Al filito

La brecha

Lo que sí expondré es una serie de cuestionamientos que me surgieron entre el popurrí de reivindicaciones que llegaron a mi vista y oídos

Ya pasó. Como acto tardío de un festival para los jartibles más recalcitrantes, la manifestación del pasado viernes acogió al conjunto más heterodoxo que pudiera uno imaginarse si no hubiera nacido en Cádiz y no anduviera acostumbrado al disparate surrealista. ...

Lo que sí expondré es una serie de cuestionamientos que me surgieron entre el popurrí de reivindicaciones que llegaron a mi vista y oídos. La primera de ellas se refiere a la defensa de la causa palestina y los ataques a Israel y la ausencia absoluta de algún mensaje de repulsa, reproche o condena a las execrables violaciones, asesinatos y mutilaciones realizadas a mujeres y niñas israelíes cometidos por las bestias asesinas de Hamás. En esa línea, traté de hallar alguna charanga que portara alguna pancarta en la que lucieran los rostros de la manada de salvajes detenidos por haber violado a una chiquilla de 15 años en Valencia, como se hizo con la famosa de los sanfermines. Pero no encontré ninguna y me preguntó si la razón devenía porque aquellos animales no eran españoles.

Me llamó también la atención un nutrido centenar de señoras en derredor de un banco en el que se erguía una mujer bajita, de pelo moreno, piel canela y acento centro-americano. Esta chillaba aguda y estentóreamente al altavoz que portaba en su mano reclamando «el fin de la esclavitud de las trabajadoras de hogar sin papeles» (literalmente) entre vítores y puños alzados. Quien escribe, que es abogado en ejercicio, se preguntaba por qué esas señoras no acuden a la inspección de trabajo, al bufete de algún compañero laboralista o a la mansión de Irene Montero para denunciar al infame ser opresor que la esté sometiendo a ese degradante régimen que, curiosamente, no les impidió estar un viernes por la tarde en la calle haciendo lo que más les placía en ese momento.

Como siempre, me rompió los esquemas otro grupo -que, aunque minoritario, es numeroso- constituido por hombres acompañantes, portadores de sonrisa amplia, atuendo morado y compostura blandita, asistiendo imperturbables a cánticos y coros en los que se insulta a padres, hijos y hermanos -y a ellos mismo- llamándoles violadores por el simple hecho de vestir pantalón.
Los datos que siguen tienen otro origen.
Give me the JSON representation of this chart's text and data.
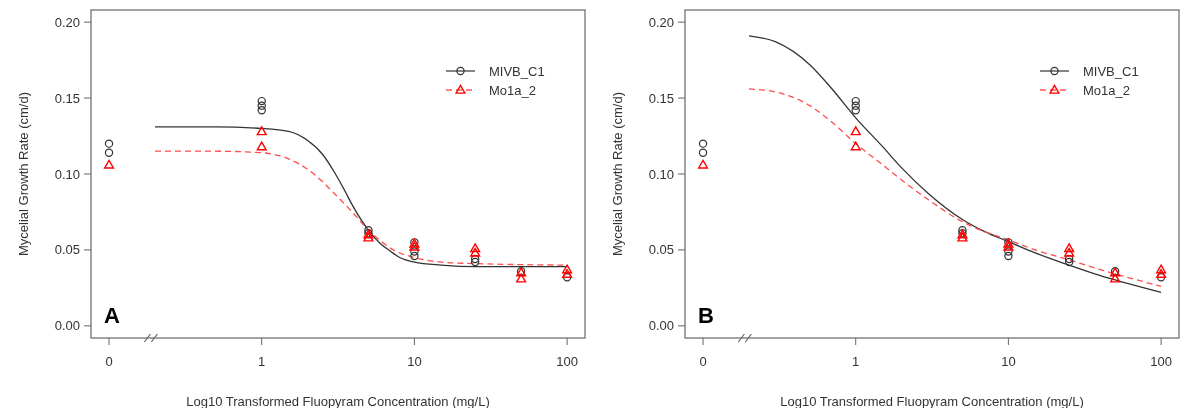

Me recordaban a esos miembros de partidos políticos acomplejados que se se meten en estos saraos para que los escupan y orinen y de donde no van a obtener rédito alguno. Todo con tal de no ser calificados de «fachas» por las hordas (con «h», que conste) que, inevitablemente, les van a llamar así.

Y, por último, la inevitable reivindicación de superación de la tan manida como ficticia «brecha salarial». La mayor falacia escrita nunca al respecto, pues no existe un solo caso de mujer que, realizando el mismo empleo que un hombre, el mismo tiempo y en la misma empresa, cobre menos que éste. Entre otras cosas, porque la Ley lo impide.

 No se engañen, aquí la única y auténtica fisura la sufren las mujeres que se levantan cada mañana para atender sus trabajos y sus familias para sacarlos adelante, que superan con esfuerzo y dedicación los palos en las ruedas y que lidian con una casta parasitaria que le roba la mitad del fruto de su esfuerzo y sacrificio para que unas golfas (y golfos, que en esto no hay desigualdad), sin más mérito que haberse arrimado convenientemente al jefe de la banda, jueguen a ser «ministre», «directore» general o «embajadore» en algún organismo internacional.

Esa es la brecha. Y hay que coserla cuanto antes. Por lo menos, con la misma celeridad con la que hace 20 años borraron todas las pruebas de los atentados de Atocha. De lo contrario, seguiremos desangrándonos y, el Mal, triunfando.